The Journal reported that Greensill packaged such loans and sold them to investment funds managed by the financial services company Credit Suisse, which is now pressing to recover lost investments. Justice’s Bluestone Resources, which Credit Suisse has named as one of three major borrowers from the Greensill funds, is suing Greensill.

Then the Justice companies filed their lawsuit against their original lender, Carter Banks. That lawsuit attempts to hold Carter Bank liable for $421 million in damages to the Justice companies. And it indicates the Justice companies have $368 million of outstanding loans with Carter Bank.

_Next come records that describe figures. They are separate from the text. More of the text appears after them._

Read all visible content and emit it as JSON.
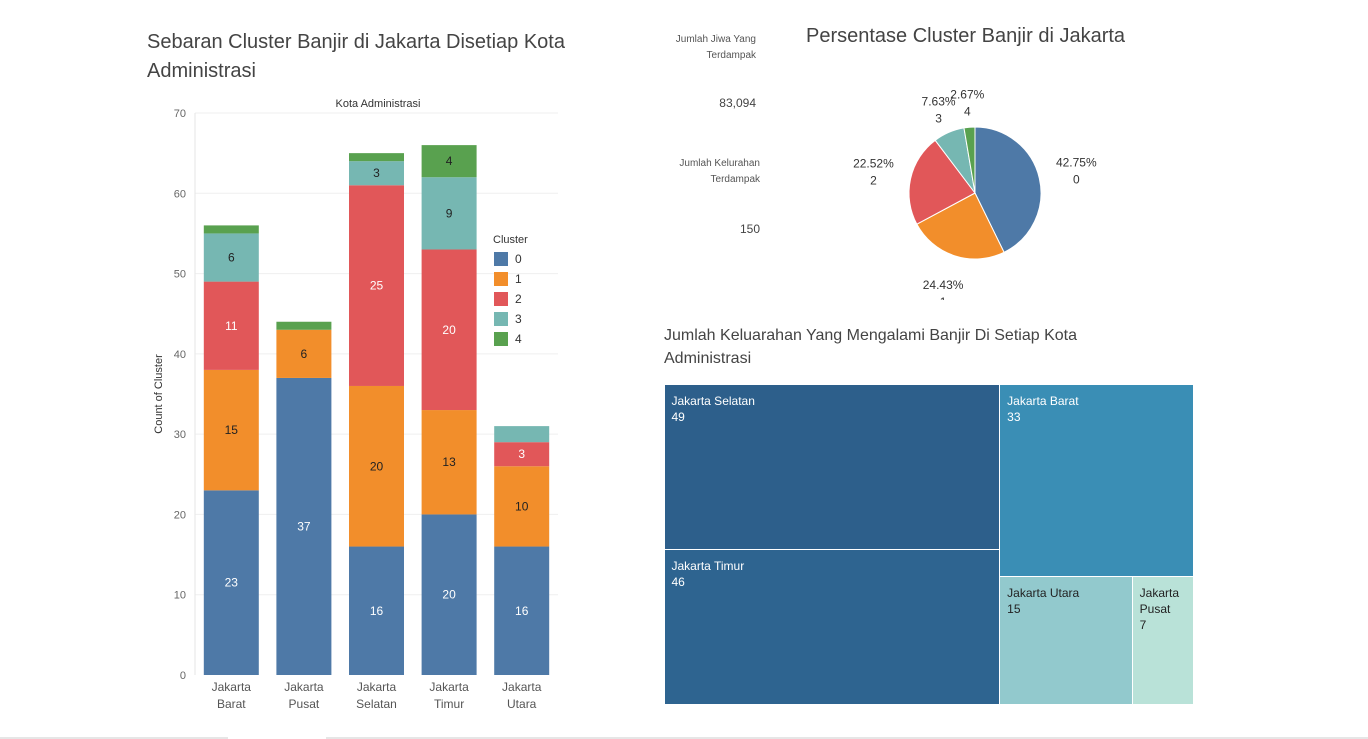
{
  "titles": {
    "bar": "Sebaran Cluster Banjir di Jakarta Disetiap Kota Administrasi",
    "pie": "Persentase Cluster Banjir di Jakarta",
    "treemap": "Jumlah Keluarahan Yang Mengalami Banjir  Di Setiap Kota Administrasi"
  },
  "kpi": {
    "jiwa_label": "Jumlah Jiwa Yang Terdampak",
    "jiwa_value": "83,094",
    "kel_label": "Jumlah Kelurahan Terdampak",
    "kel_value": "150"
  },
  "colors": {
    "cluster": [
      "#4e79a7",
      "#f28e2b",
      "#e15759",
      "#76b7b2",
      "#59a14f"
    ],
    "treemap": [
      "#2d5f8b",
      "#2e6490",
      "#3a8eb5",
      "#92c9cd",
      "#b9e2d8"
    ]
  },
  "chart_data": [
    {
      "type": "bar",
      "stacked": true,
      "header": "Kota Administrasi",
      "ylabel": "Count of Cluster",
      "ylim": [
        0,
        70
      ],
      "yticks": [
        0,
        10,
        20,
        30,
        40,
        50,
        60,
        70
      ],
      "categories": [
        "Jakarta Barat",
        "Jakarta Pusat",
        "Jakarta Selatan",
        "Jakarta Timur",
        "Jakarta Utara"
      ],
      "legend_title": "Cluster",
      "legend_position": "right",
      "series": [
        {
          "name": "0",
          "values": [
            23,
            37,
            16,
            20,
            16
          ]
        },
        {
          "name": "1",
          "values": [
            15,
            6,
            20,
            13,
            10
          ]
        },
        {
          "name": "2",
          "values": [
            11,
            0,
            25,
            20,
            3
          ]
        },
        {
          "name": "3",
          "values": [
            6,
            0,
            3,
            9,
            2
          ]
        },
        {
          "name": "4",
          "values": [
            1,
            1,
            1,
            4,
            0
          ]
        }
      ],
      "data_labels": [
        [
          "23",
          "15",
          "11",
          "6",
          ""
        ],
        [
          "37",
          "6",
          "",
          "",
          ""
        ],
        [
          "16",
          "20",
          "25",
          "3",
          ""
        ],
        [
          "20",
          "13",
          "20",
          "9",
          "4"
        ],
        [
          "16",
          "10",
          "3",
          "",
          ""
        ]
      ]
    },
    {
      "type": "pie",
      "slices": [
        {
          "cluster": "0",
          "percent": 42.75,
          "label": "42.75%"
        },
        {
          "cluster": "1",
          "percent": 24.43,
          "label": "24.43%"
        },
        {
          "cluster": "2",
          "percent": 22.52,
          "label": "22.52%"
        },
        {
          "cluster": "3",
          "percent": 7.63,
          "label": "7.63%"
        },
        {
          "cluster": "4",
          "percent": 2.67,
          "label": "2.67%"
        }
      ]
    },
    {
      "type": "treemap",
      "items": [
        {
          "name": "Jakarta Selatan",
          "value": 49
        },
        {
          "name": "Jakarta Timur",
          "value": 46
        },
        {
          "name": "Jakarta Barat",
          "value": 33
        },
        {
          "name": "Jakarta Utara",
          "value": 15
        },
        {
          "name": "Jakarta Pusat",
          "value": 7
        }
      ]
    }
  ]
}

Justice began his comments today by saying West Virginia citizens have been aware of his high-stakes business dealings — and that has been a major factor in his political appeal. “First of all, my family does big business and they’ve done that forever, and the knowledge that I have had from being able to do that, I’ve brought to the governor’s office.

“And to be perfectly honest, that’s a lot of the reason that I’ve been able to be as successful in doing things — because I had a lot of knowledge. I had a lot of experience. The voters, they knew that. Unfortunately from time to time, you get into disputes and you either sue somebody or somebody sues you.”

But he concluded by advising not to fret about the recent business drama.

“We’ll get through it,” Justice said. “We’re in good shape from the standpoint of our companies. Everybody needs to quit worrying about that.”